S’agissant plus particulièrement de l’article 11 concernant les dividendes, on notera que contrairement à la France, le Royaume-Uni a choisi d’émettre une réserve sur les dispositions de la CML (article 8) qui prévoient que l’exemption d’impôt ou l’application d’une retenue à la source à un taux réduit sur les dividendes prévue par la convention bilatérale ne s’applique que si les conditions de détention qu’elle prévoit sont satisfaites tout au long d’une période ininterrompue de 365 jours, incluant le jour du paiement des dividendes.
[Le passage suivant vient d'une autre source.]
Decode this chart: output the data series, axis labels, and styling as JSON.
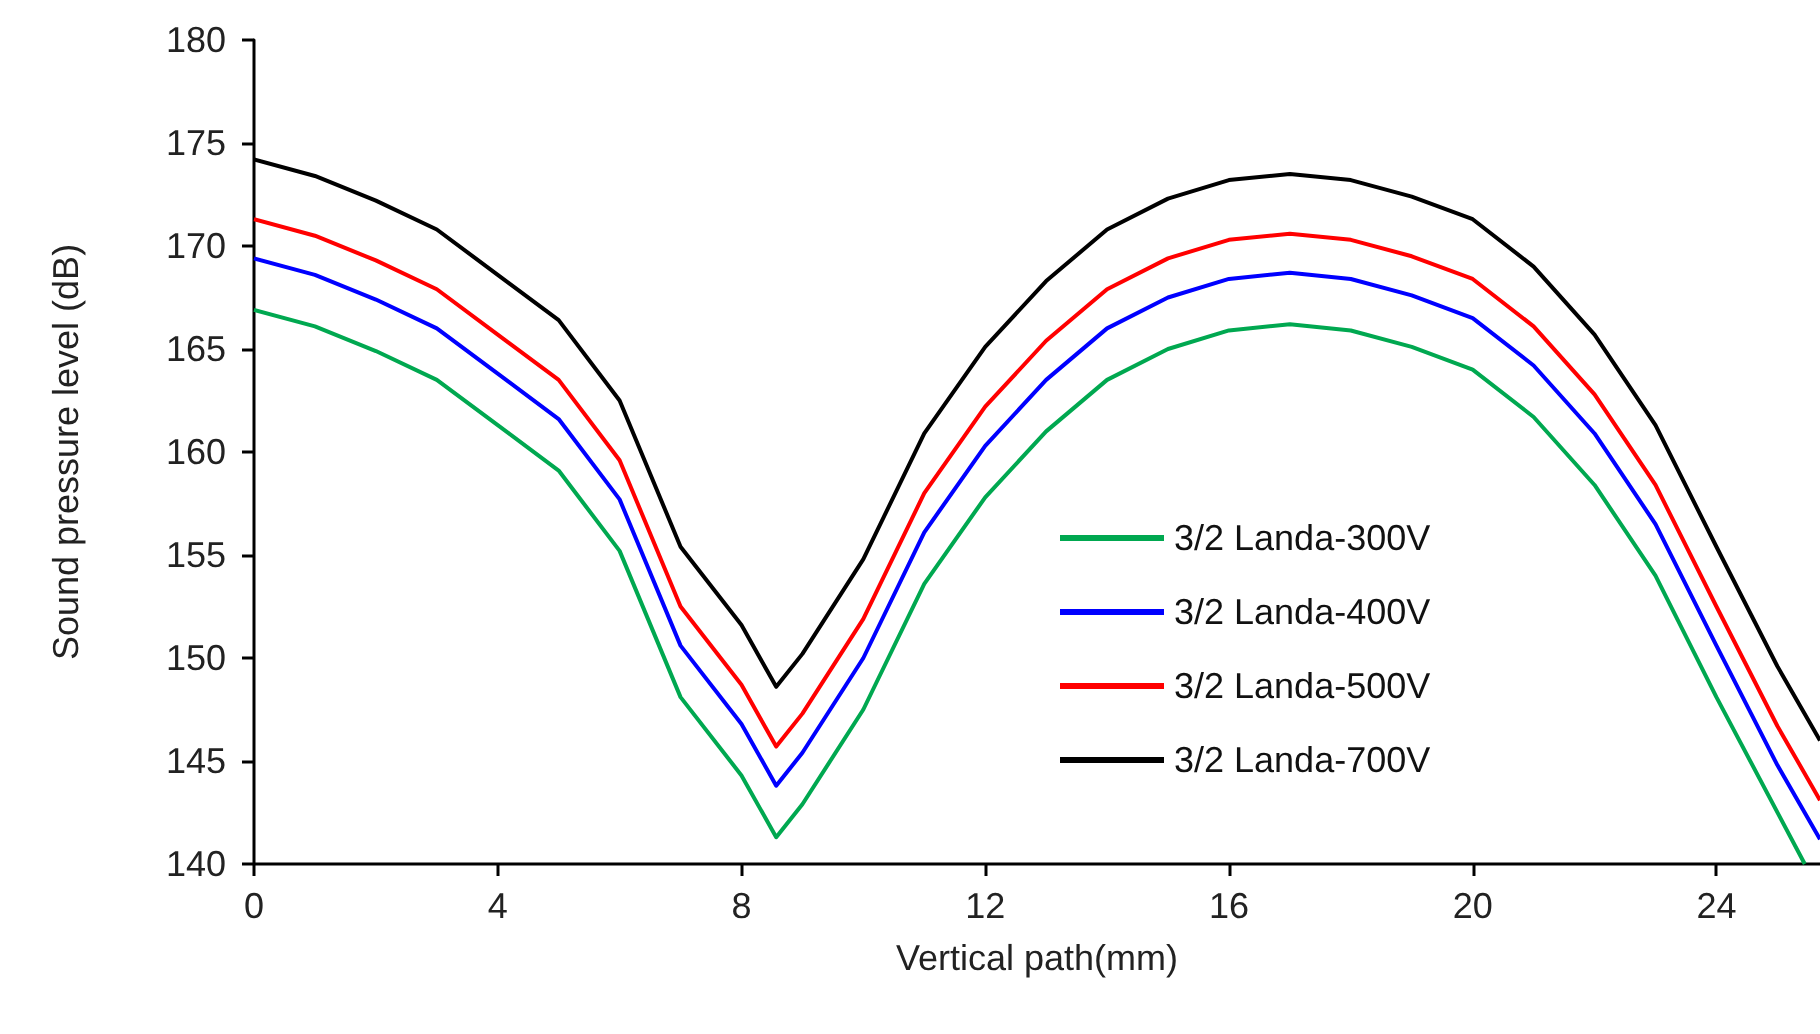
{
  "chart_data": {
    "type": "line",
    "xlabel": "Vertical path(mm)",
    "ylabel": "Sound pressure level (dB)",
    "x": [
      0,
      1,
      2,
      3,
      4,
      5,
      6,
      7,
      8,
      8.57,
      9,
      10,
      11,
      12,
      13,
      14,
      15,
      16,
      17,
      18,
      19,
      20,
      21,
      22,
      23,
      24,
      25,
      25.7
    ],
    "series": [
      {
        "name": "3/2 Landa-300V",
        "color": "#00a850",
        "x": [
          0,
          1,
          2,
          3,
          4,
          5,
          6,
          7,
          8,
          8.57,
          9,
          10,
          11,
          12,
          13,
          14,
          15,
          16,
          17,
          18,
          19,
          20,
          21,
          22,
          23,
          24,
          25.45
        ],
        "values": [
          166.9,
          166.1,
          164.9,
          163.5,
          161.3,
          159.1,
          155.2,
          148.1,
          144.3,
          141.3,
          142.9,
          147.5,
          153.6,
          157.8,
          161,
          163.5,
          165,
          165.9,
          166.2,
          165.9,
          165.1,
          164,
          161.7,
          158.4,
          154,
          148.1,
          140
        ]
      },
      {
        "name": "3/2 Landa-400V",
        "color": "#0000ff",
        "values": [
          169.4,
          168.6,
          167.4,
          166,
          163.8,
          161.6,
          157.7,
          150.6,
          146.8,
          143.8,
          145.4,
          150,
          156.1,
          160.3,
          163.5,
          166,
          167.5,
          168.4,
          168.7,
          168.4,
          167.6,
          166.5,
          164.2,
          160.9,
          156.5,
          150.6,
          144.8,
          141.2
        ]
      },
      {
        "name": "3/2 Landa-500V",
        "color": "#ff0000",
        "values": [
          171.3,
          170.5,
          169.3,
          167.9,
          165.7,
          163.5,
          159.6,
          152.5,
          148.7,
          145.7,
          147.3,
          151.9,
          158,
          162.2,
          165.4,
          167.9,
          169.4,
          170.3,
          170.6,
          170.3,
          169.5,
          168.4,
          166.1,
          162.8,
          158.4,
          152.5,
          146.7,
          143.1
        ]
      },
      {
        "name": "3/2 Landa-700V",
        "color": "#000000",
        "values": [
          174.2,
          173.4,
          172.2,
          170.8,
          168.6,
          166.4,
          162.5,
          155.4,
          151.6,
          148.6,
          150.2,
          154.8,
          160.9,
          165.1,
          168.3,
          170.8,
          172.3,
          173.2,
          173.5,
          173.2,
          172.4,
          171.3,
          169,
          165.7,
          161.3,
          155.4,
          149.6,
          146
        ]
      }
    ],
    "xlim": [
      0,
      25.7
    ],
    "xticks": [
      0,
      4,
      8,
      12,
      16,
      20,
      24
    ],
    "ylim": [
      140,
      180
    ],
    "yticks": [
      140,
      145,
      150,
      155,
      160,
      165,
      170,
      175,
      180
    ],
    "grid": false,
    "legend": "right",
    "marker": "none",
    "line_style": "solid"
  }
}
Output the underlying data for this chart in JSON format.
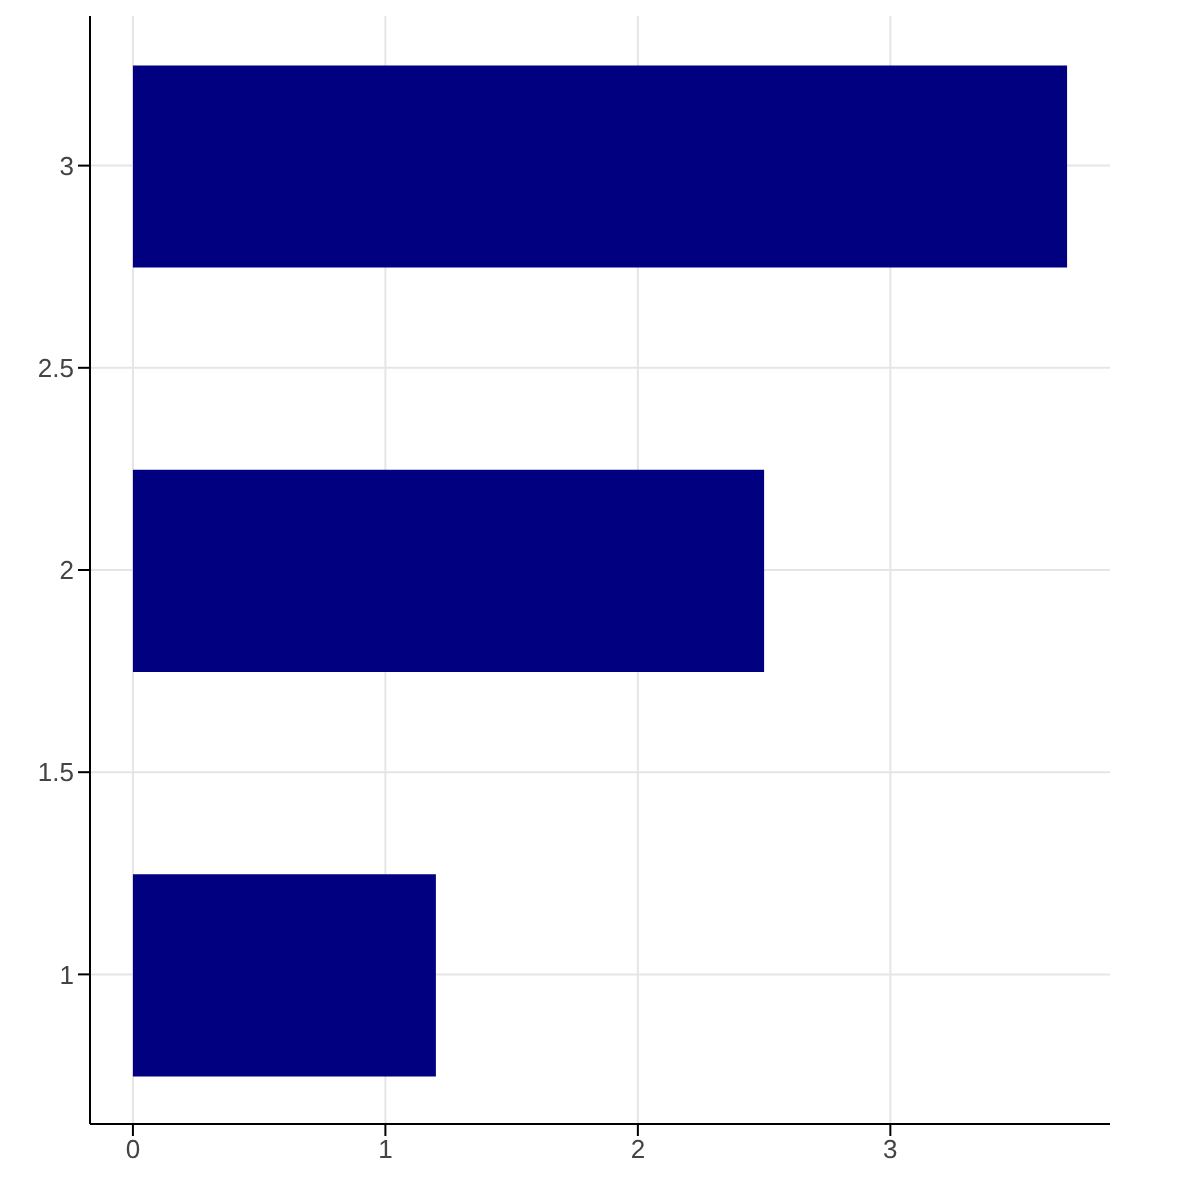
{
  "chart_data": {
    "type": "bar",
    "orientation": "horizontal",
    "x": [
      1,
      2,
      3
    ],
    "values": [
      1.2,
      2.5,
      3.7
    ],
    "color": "#000080",
    "xlim": [
      -0.17,
      3.87
    ],
    "xticks": [
      0,
      1,
      2,
      3
    ],
    "ylim": [
      0.63,
      3.37
    ],
    "yticks": [
      1,
      1.5,
      2,
      2.5,
      3
    ],
    "grid": true
  }
}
En conséquence, aucune durée minimale de détention n’est nécessaire pour que les taux de retenue à la source mentionnés ci-après soient applicables en cas de distribution de dividendes.   

Dividendes

S’agissant des dividendes de source française, l’art. 119 bis, 2 du CGI prévoit l’application d’une retenue à la source au taux de 26,5 % (taux applicable aux sommes payées à compter du 1er janvier 2021). 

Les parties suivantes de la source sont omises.